The inevitable imbalance between production and consumption has finally led to a protracted and profound crisis of overproduction. This is certainly the worst crisis in the post-World War II era. As of June 2009, it has lasted the longest—19 months. The measures taken by the world capitalist class to overcome it are by far the greatest. It follows two previous jobless recoveries, the second far more pronounced than the first, which were only overcome by extraordinary, nonreproducible measures (expansion in the wake of the collapse of the USSR, massive bubble-creating measures in the dot-com and housing markets).

Even the most optimistic bourgeois economists concede that a recovery of capitalist production would still leave massive unemployment, as the system will be unable to reabsorb a large proportion of the workers laid off in the present crisis.
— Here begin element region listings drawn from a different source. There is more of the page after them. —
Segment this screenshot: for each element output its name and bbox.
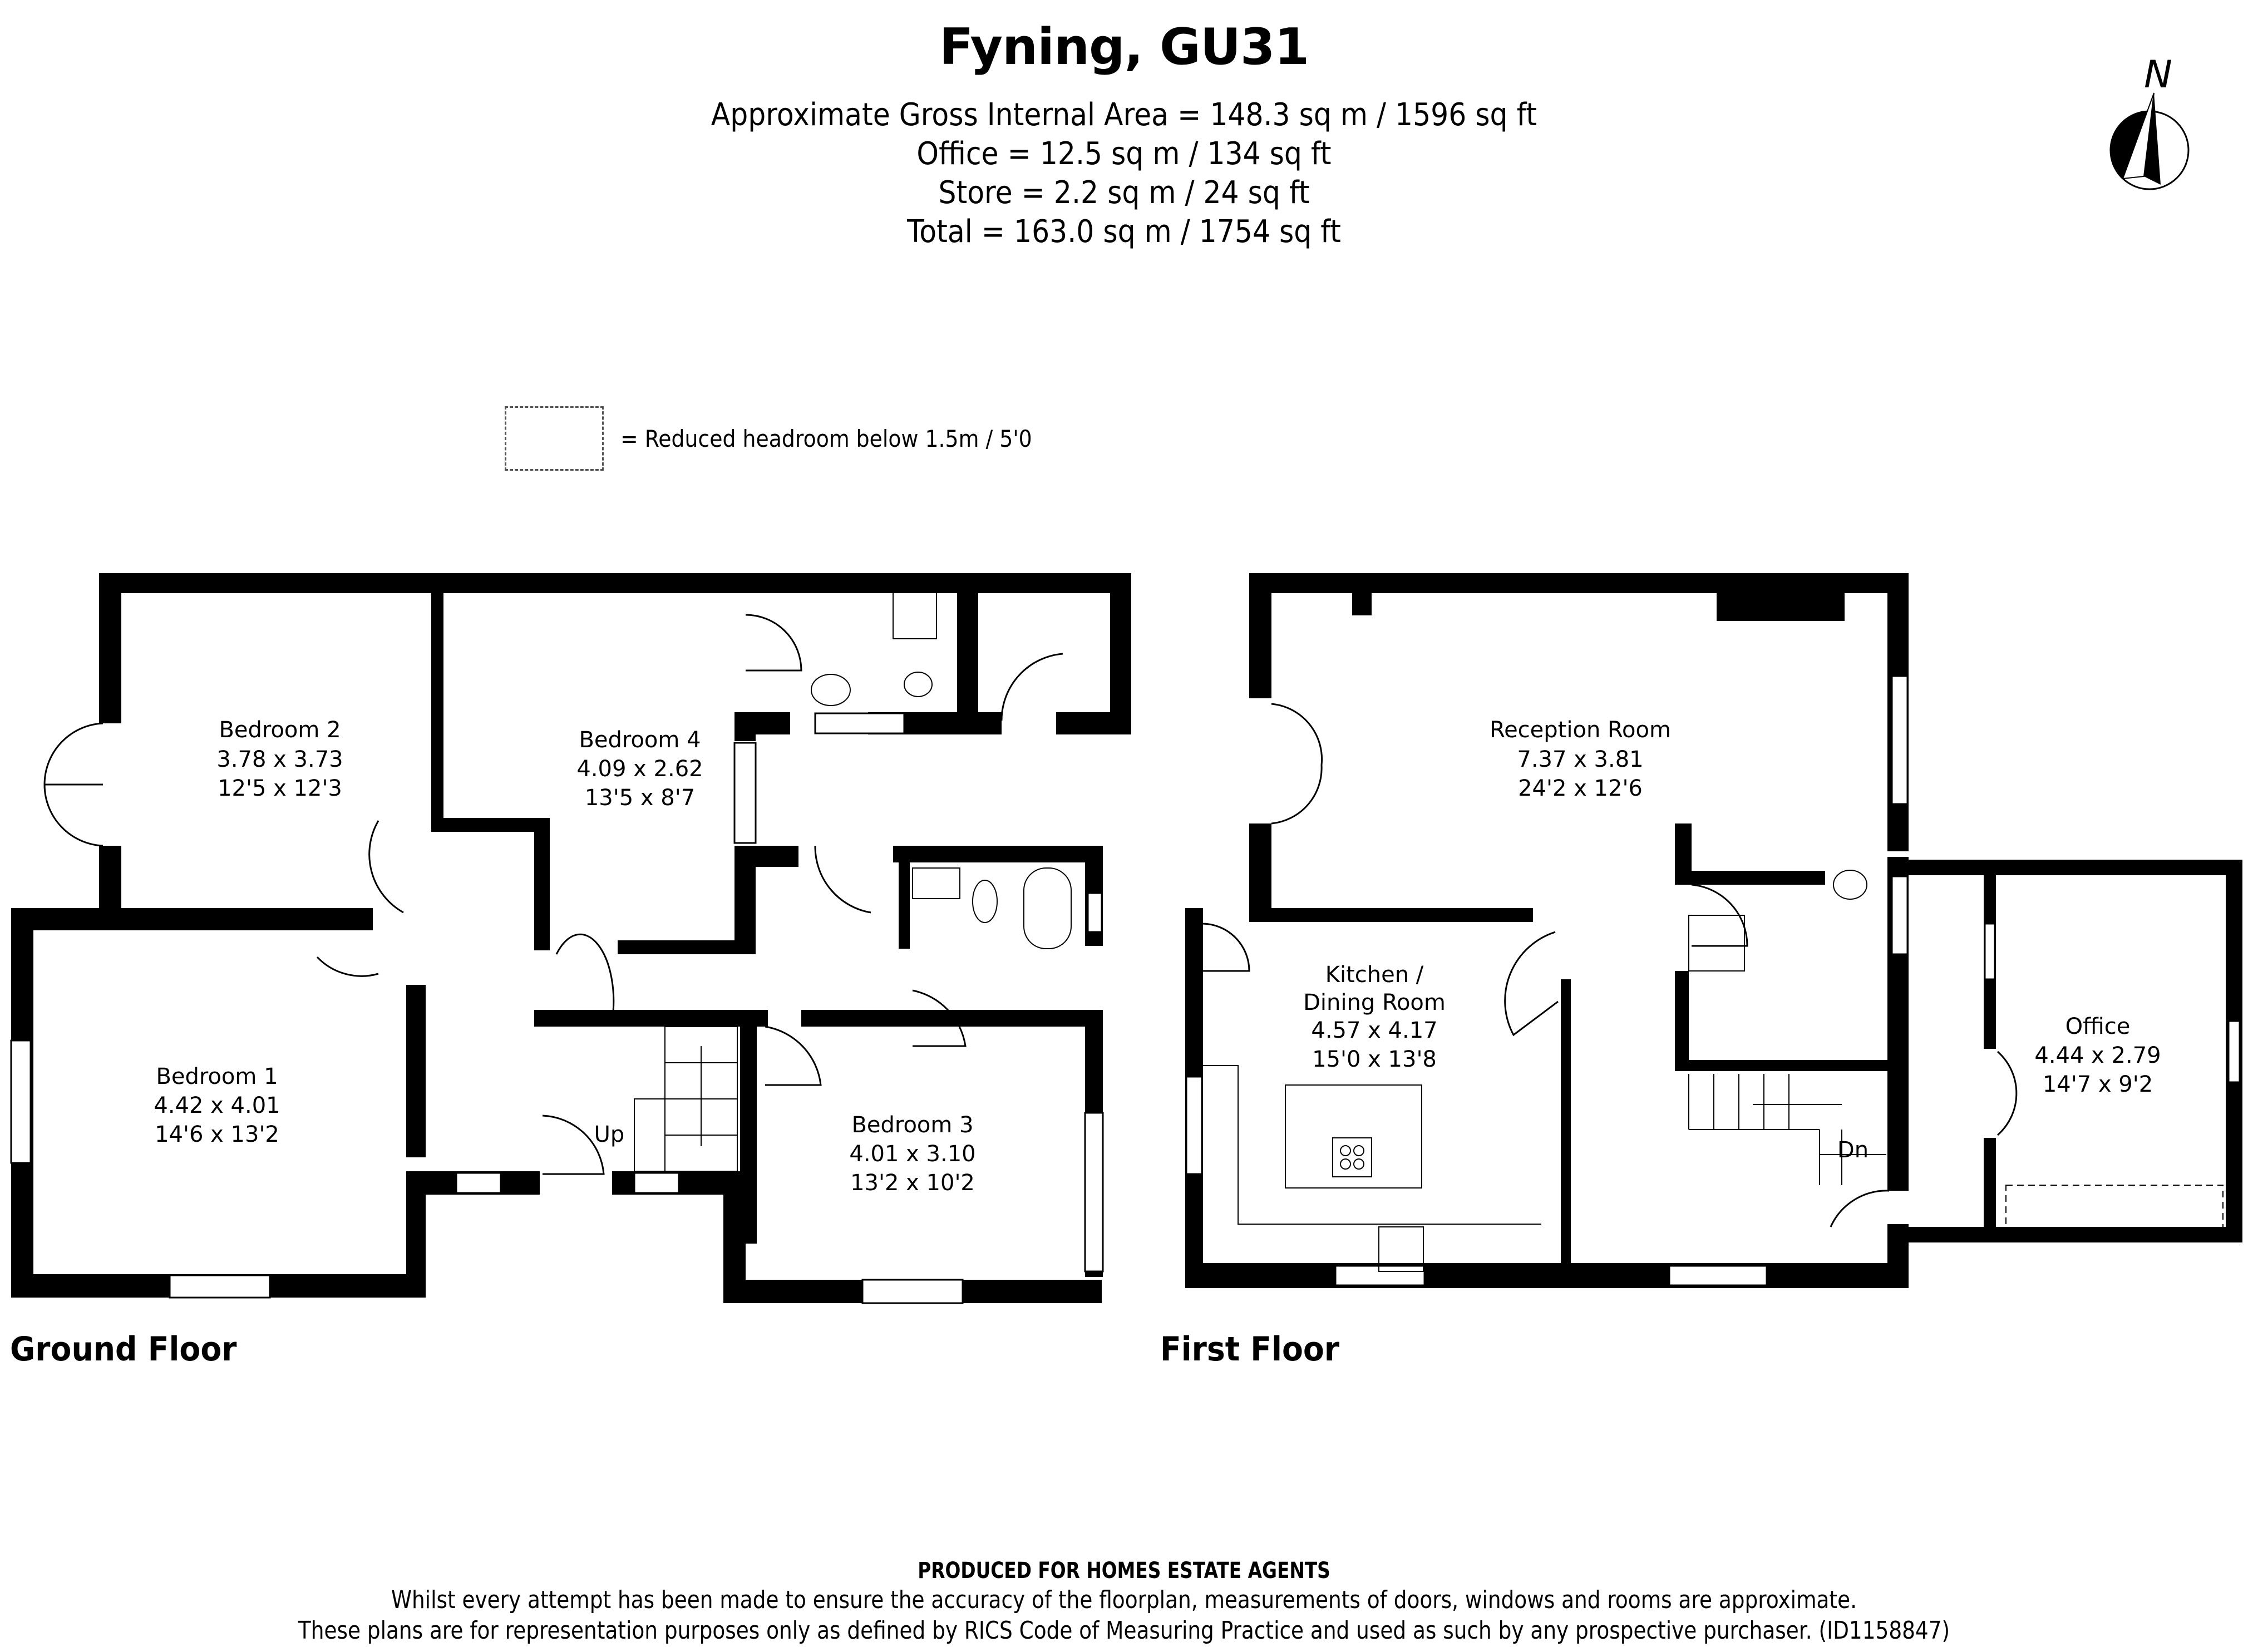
disclaimer-line-1: Whilst every attempt has been made to en… <box>391 1586 1857 1614</box>
legend-text: = Reduced headroom below 1.5m / 5'0 <box>620 425 1032 452</box>
page-title: Fyning, GU31 <box>939 18 1309 76</box>
north-arrow-icon: N <box>2109 53 2190 190</box>
room-name: Office <box>2065 1014 2131 1039</box>
room-imperial: 12'5 x 12'3 <box>218 776 342 801</box>
total-area-line: Total = 163.0 sq m / 1754 sq ft <box>907 214 1341 250</box>
room-metric: 7.37 x 3.81 <box>1517 747 1643 772</box>
producer-line: PRODUCED FOR HOMES ESTATE AGENTS <box>918 1558 1330 1584</box>
room-imperial: 14'6 x 13'2 <box>155 1122 279 1147</box>
room-imperial: 24'2 x 12'6 <box>1518 776 1643 801</box>
room-metric: 4.44 x 2.79 <box>2034 1043 2161 1068</box>
gross-area-line: Approximate Gross Internal Area = 148.3 … <box>711 97 1537 133</box>
office-area-line: Office = 12.5 sq m / 134 sq ft <box>916 136 1332 172</box>
room-metric: 4.42 x 4.01 <box>154 1093 280 1118</box>
dashed-box-icon <box>505 406 604 471</box>
room-name: Bedroom 1 <box>156 1064 278 1089</box>
room-imperial: 13'2 x 10'2 <box>850 1170 975 1196</box>
ground-floor-label: Ground Floor <box>10 1330 237 1369</box>
room-imperial: 15'0 x 13'8 <box>1312 1047 1437 1072</box>
stairs-up-label: Up <box>594 1122 625 1147</box>
room-metric: 4.57 x 4.17 <box>1311 1018 1437 1043</box>
legend: = Reduced headroom below 1.5m / 5'0 <box>505 406 1078 471</box>
room-name: Bedroom 3 <box>851 1112 973 1138</box>
room-metric: 4.01 x 3.10 <box>849 1141 975 1167</box>
area-summary: Approximate Gross Internal Area = 148.3 … <box>0 96 2248 252</box>
compass-label: N <box>2144 53 2172 97</box>
room-metric: 3.78 x 3.73 <box>216 747 343 772</box>
room-labels: Bedroom 2 3.78 x 3.73 12'5 x 12'3 Bedroo… <box>154 717 2161 1196</box>
stairs-down-label: Dn <box>1837 1137 1869 1163</box>
room-name-line2: Dining Room <box>1303 990 1446 1015</box>
first-floor-label: First Floor <box>1160 1330 1340 1369</box>
room-name: Bedroom 4 <box>579 727 701 753</box>
room-imperial: 13'5 x 8'7 <box>585 785 695 811</box>
room-name: Reception Room <box>1490 717 1671 743</box>
first-floor-plan <box>1185 573 2242 1288</box>
room-name: Bedroom 2 <box>219 717 341 743</box>
room-imperial: 14'7 x 9'2 <box>2043 1072 2153 1097</box>
disclaimer-line-2: These plans are for representation purpo… <box>298 1616 1950 1645</box>
room-name: Kitchen / <box>1325 962 1424 988</box>
room-metric: 4.09 x 2.62 <box>576 756 703 782</box>
store-area-line: Store = 2.2 sq m / 24 sq ft <box>938 175 1310 211</box>
ground-floor-plan <box>10 573 1131 1304</box>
Furthermore, in the era of imperialism and the scientific-technological revolution, each round of new technological innovation by the ruling class makes it more and more difficult to start the capitalist system up again after a bust. The two most important reasons are that technology reduces the skills and buying power of the workers, while at the same time increasing productivity, thus insuring that production saturates the markets at a faster and faster rate.
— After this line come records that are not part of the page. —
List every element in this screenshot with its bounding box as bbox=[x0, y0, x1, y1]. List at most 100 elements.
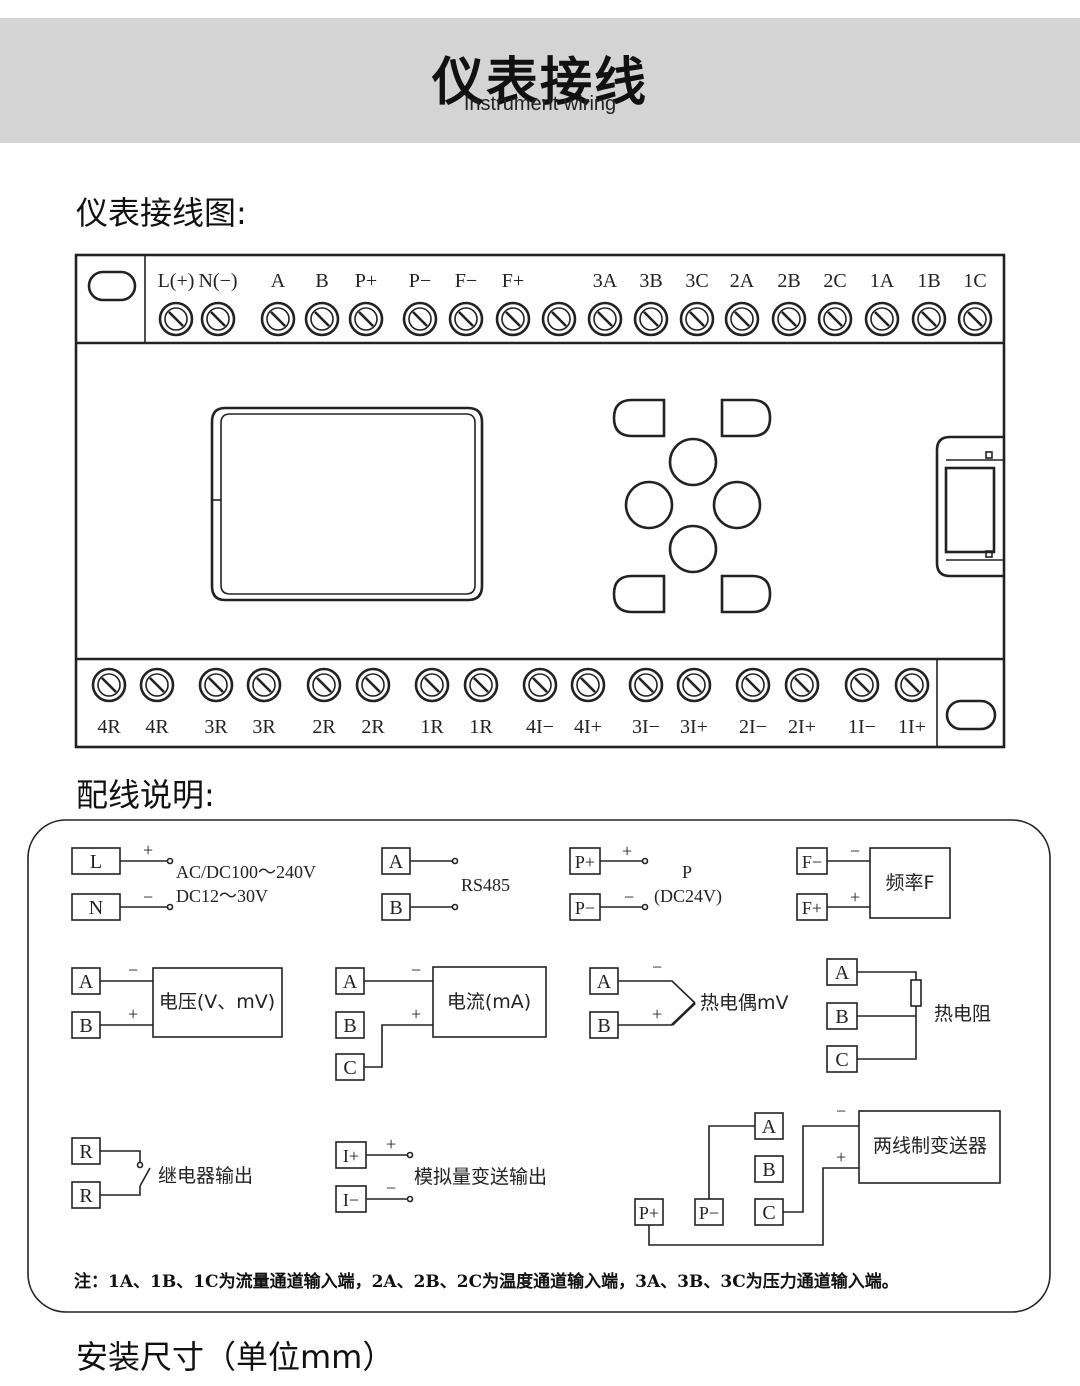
current-plus-sign: + bbox=[411, 1004, 421, 1024]
two-wire-plus-sign: + bbox=[836, 1147, 846, 1167]
pressure-supply: (DC24V) bbox=[654, 886, 722, 907]
frequency-wiring: F− − F+ + 频率F bbox=[796, 841, 951, 921]
top-terminal-label: 3C bbox=[685, 270, 708, 292]
frequency-device-label: 频率F bbox=[886, 872, 935, 894]
top-terminal-label: 1B bbox=[917, 270, 940, 292]
terminal-screw-icon bbox=[817, 301, 853, 337]
current-device-box bbox=[432, 966, 547, 1038]
top-terminal-label: 3A bbox=[593, 270, 618, 292]
wiring-notes-panel bbox=[27, 819, 1051, 1313]
key-top-right bbox=[720, 398, 772, 438]
key-right bbox=[712, 480, 762, 530]
terminal-screw-icon bbox=[348, 301, 384, 337]
current-wiring: A − B C + 电流(mA) bbox=[335, 960, 547, 1081]
current-terminal-B: B bbox=[343, 1015, 356, 1037]
bottom-terminal-label: 3I− bbox=[632, 716, 660, 738]
rtd-terminal-C: C bbox=[835, 1049, 848, 1071]
two-wire-terminal-B: B bbox=[762, 1159, 775, 1181]
pressure-label: P bbox=[682, 862, 692, 882]
title-banner bbox=[0, 18, 1080, 143]
terminal-screw-icon bbox=[587, 301, 623, 337]
rtd-label: 热电阻 bbox=[934, 1003, 991, 1025]
frequency-plus-sign: + bbox=[850, 887, 860, 907]
frequency-terminal-fplus: F+ bbox=[802, 898, 822, 918]
bottom-terminal-label: 4I+ bbox=[574, 716, 602, 738]
key-bottom-right bbox=[720, 574, 772, 614]
two-wire-device-label: 两线制变送器 bbox=[873, 1135, 987, 1157]
side-connector bbox=[935, 435, 1004, 578]
two-wire-minus-sign: − bbox=[836, 1101, 846, 1121]
rtd-terminal-B: B bbox=[835, 1006, 848, 1028]
pressure-terminal-pplus: P+ bbox=[575, 852, 595, 872]
frequency-terminal-fminus: F− bbox=[802, 852, 822, 872]
current-device-label: 电流(mA) bbox=[447, 991, 531, 1013]
page-title: 仪表接线 bbox=[431, 53, 648, 113]
key-left bbox=[624, 480, 674, 530]
key-top-left bbox=[612, 398, 666, 438]
terminal-screw-icon bbox=[414, 667, 450, 703]
terminal-screw-icon bbox=[724, 301, 760, 337]
voltage-device-label: 电压(V、mV) bbox=[159, 991, 275, 1013]
key-down bbox=[668, 524, 718, 574]
terminal-screw-icon bbox=[495, 301, 531, 337]
terminal-screw-icon bbox=[260, 301, 296, 337]
top-terminal-label: 2C bbox=[823, 270, 846, 292]
key-bottom-left bbox=[612, 574, 666, 614]
rtd-resistor bbox=[910, 979, 922, 1007]
thermocouple-plus-sign: + bbox=[652, 1004, 662, 1024]
voltage-minus-sign: − bbox=[128, 960, 138, 980]
relay-terminal-R2: R bbox=[79, 1185, 93, 1207]
terminal-N bbox=[71, 893, 121, 921]
bottom-terminal-label: 2I− bbox=[739, 716, 767, 738]
terminal-screw-icon bbox=[957, 301, 993, 337]
top-terminal-label: P+ bbox=[355, 270, 377, 292]
bottom-terminal-label: 3R bbox=[204, 716, 228, 738]
terminal-screw-icon bbox=[463, 667, 499, 703]
power-dc-range: DC12～30V bbox=[176, 886, 268, 906]
bottom-terminal-label: 2R bbox=[312, 716, 336, 738]
bottom-terminal-label: 1I− bbox=[848, 716, 876, 738]
bottom-terminal-label: 1I+ bbox=[898, 716, 926, 738]
rs485-wiring: A B RS485 bbox=[381, 847, 510, 921]
terminal-screw-icon bbox=[448, 301, 484, 337]
relay-wiring: R R 继电器输出 bbox=[71, 1137, 253, 1209]
thermocouple-terminal-B: B bbox=[597, 1015, 610, 1037]
terminal-screw-icon bbox=[402, 301, 438, 337]
bottom-mount-slot bbox=[945, 699, 997, 731]
terminal-screw-icon bbox=[735, 667, 771, 703]
current-terminal-A: A bbox=[343, 971, 358, 993]
voltage-terminal-B: B bbox=[79, 1015, 92, 1037]
top-terminal-label: A bbox=[271, 270, 286, 292]
thermocouple-wiring: A − B + 热电偶mV bbox=[589, 957, 789, 1039]
pressure-plus-sign: + bbox=[622, 841, 632, 861]
terminal-screw-icon bbox=[864, 301, 900, 337]
relay-label: 继电器输出 bbox=[158, 1165, 253, 1187]
analog-terminal-iplus: I+ bbox=[343, 1146, 359, 1166]
analog-terminal-iminus: I− bbox=[343, 1190, 359, 1210]
terminal-N-label: N bbox=[89, 897, 103, 919]
terminal-screw-icon bbox=[158, 301, 194, 337]
terminal-L-label: L bbox=[90, 851, 102, 873]
pressure-terminal-pminus: P− bbox=[575, 898, 595, 918]
top-terminal-label: 3B bbox=[639, 270, 662, 292]
bottom-terminal-label: 4I− bbox=[526, 716, 554, 738]
terminal-screw-icon bbox=[784, 667, 820, 703]
terminal-screw-icon bbox=[541, 301, 577, 337]
rs485-label: RS485 bbox=[461, 875, 510, 895]
current-terminal-C: C bbox=[343, 1057, 356, 1079]
top-terminal-label: F− bbox=[455, 270, 477, 292]
rtd-wiring: A B C 热电阻 bbox=[826, 958, 991, 1073]
two-wire-terminal-pminus: P− bbox=[699, 1203, 719, 1223]
terminal-screw-icon bbox=[304, 301, 340, 337]
analog-minus-sign: − bbox=[386, 1178, 396, 1198]
top-terminal-label: 2A bbox=[730, 270, 755, 292]
power-plus-sign: + bbox=[143, 840, 153, 860]
terminal-screw-icon bbox=[911, 301, 947, 337]
frequency-minus-sign: − bbox=[850, 841, 860, 861]
two-wire-terminal-A: A bbox=[762, 1116, 777, 1138]
top-terminal-label: 1C bbox=[963, 270, 986, 292]
terminal-screw-icon bbox=[844, 667, 880, 703]
terminal-screw-icon bbox=[91, 667, 127, 703]
terminal-screw-icon bbox=[246, 667, 282, 703]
The question that remains for the working class is whether or not quantity has turned into quality in the matter of the capitalist recovery—that is, whether or not the scientific-technological revolution and its effects, so profoundly analyzed by Marcy, have brought capitalism to the point where society will not be able to go forward. Has the profit system reached an impasse?
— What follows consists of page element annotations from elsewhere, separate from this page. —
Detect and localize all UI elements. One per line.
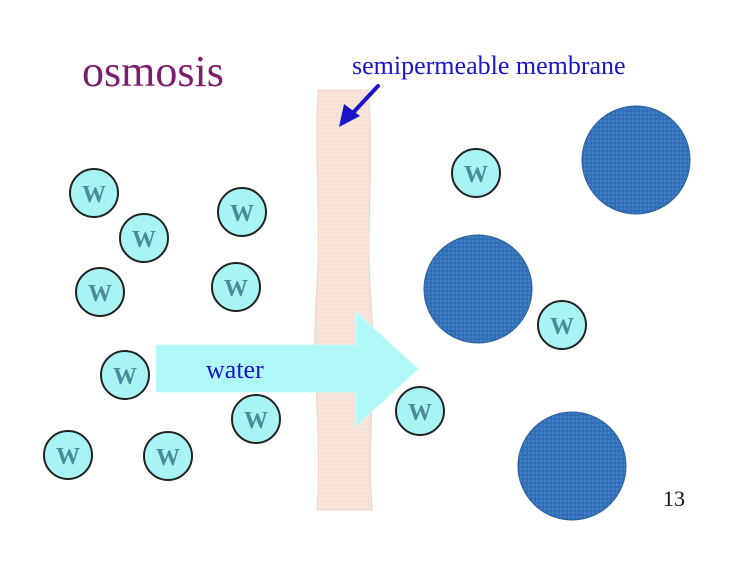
water-molecule-label: W <box>132 227 156 253</box>
water-molecule: W <box>211 262 261 312</box>
water-molecule: W <box>43 430 93 480</box>
water-molecule: W <box>537 300 587 350</box>
water-molecule: W <box>143 431 193 481</box>
water-molecule-label: W <box>82 182 106 208</box>
water-molecule: W <box>69 168 119 218</box>
water-molecule-label: W <box>113 364 137 390</box>
solute-particle <box>423 234 533 344</box>
water-molecules: W W W W W W W <box>43 148 587 481</box>
water-molecule-label: W <box>464 162 488 188</box>
water-molecule-label: W <box>550 314 574 340</box>
water-molecule-label: W <box>88 281 112 307</box>
water-molecule-label: W <box>408 400 432 426</box>
water-molecule: W <box>75 267 125 317</box>
water-molecule: W <box>119 213 169 263</box>
water-molecule-label: W <box>230 201 254 227</box>
water-flow-label: water <box>206 355 264 384</box>
water-flow-arrow <box>155 310 419 428</box>
water-molecule: W <box>100 350 150 400</box>
solute-particle <box>581 105 691 215</box>
water-molecule: W <box>395 386 445 436</box>
water-molecule-label: W <box>56 444 80 470</box>
solute-particles <box>423 105 691 521</box>
semipermeable-membrane <box>314 89 374 511</box>
page-number: 13 <box>663 486 685 511</box>
membrane-label: semipermeable membrane <box>352 51 626 80</box>
water-molecule-label: W <box>244 408 268 434</box>
water-molecule: W <box>217 187 267 237</box>
water-molecule-label: W <box>224 276 248 302</box>
membrane-pointer-arrow <box>339 84 380 127</box>
solute-particle <box>517 411 627 521</box>
water-molecule: W <box>231 394 281 444</box>
diagram-title: osmosis <box>82 47 224 96</box>
water-molecule-label: W <box>156 445 180 471</box>
water-molecule: W <box>451 148 501 198</box>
Because of the previous period of expansive globalization of capital, this crisis is the most far-reaching in terms of the numbers of workers affected. The world socialization of the production process has been brought to an extraordinarily high level. Private property is becoming a more and more intolerable brake internationally.

The ruling class is trying to shift this crisis entirely onto the backs of the workers and the oppressed, just as it did during the Great Depression.

Many are promoting the notion that crisis automatically leads to uprisings and the collapse of capitalism. This is sterile, abstract thinking, far removed from the reality of the working class. It fails to take into account the disintegrating forces exerted upon the workers by a capitalist crisis of unemployment. The workers become atomized and lose the sense of strength derived from being together on the job. Their sense of confidence and of their potential power is undermined by a crisis.

It takes great efforts by working-class leaders to find strategies and tactics to counteract the effects of the downturn, develop methods of resistance to every attack and take advantage of every upturn in the economic situation to push the struggle forward onto the offensive.

This was the principal purpose of “High Tech, Low Pay” and of much of Marcy’s life work, for that matter.

Marxism has no crystal ball. It does not dole out prescriptive formulas for how a major, global capitalist crisis of profound dimensions will play itself out.

Capitalism experienced a global economic collapse during the Great Depression. A decade of mass unemployment ensued that could not be overcome except by rearmament in the U.S. and Europe and ultimately war. Thus the manifestation of the absolute, general crisis of capitalism has been economic collapse. This variant must be taken seriously. But the possibility of a protracted period of weak and short-lived recoveries alongside growing and irreversible mass unemployment must also be considered. There could be a temporary delay in a sharp crisis as a result of massive financial manipulation and capitalist state intervention. However, that it could end either in collapse or war or both must also be considered.

The precise, immediate future cannot be known. What is known is that genuine working-class leaders must prepare for struggle and adapt to any eventuality to assist the workers in dealing with the crisis, whatever form it takes. Above all, the working class must rise to assume its historic destiny as the subject of history and lead the way out of the state of permanent crisis, into which capitalism has led humanity, towards a socialist future.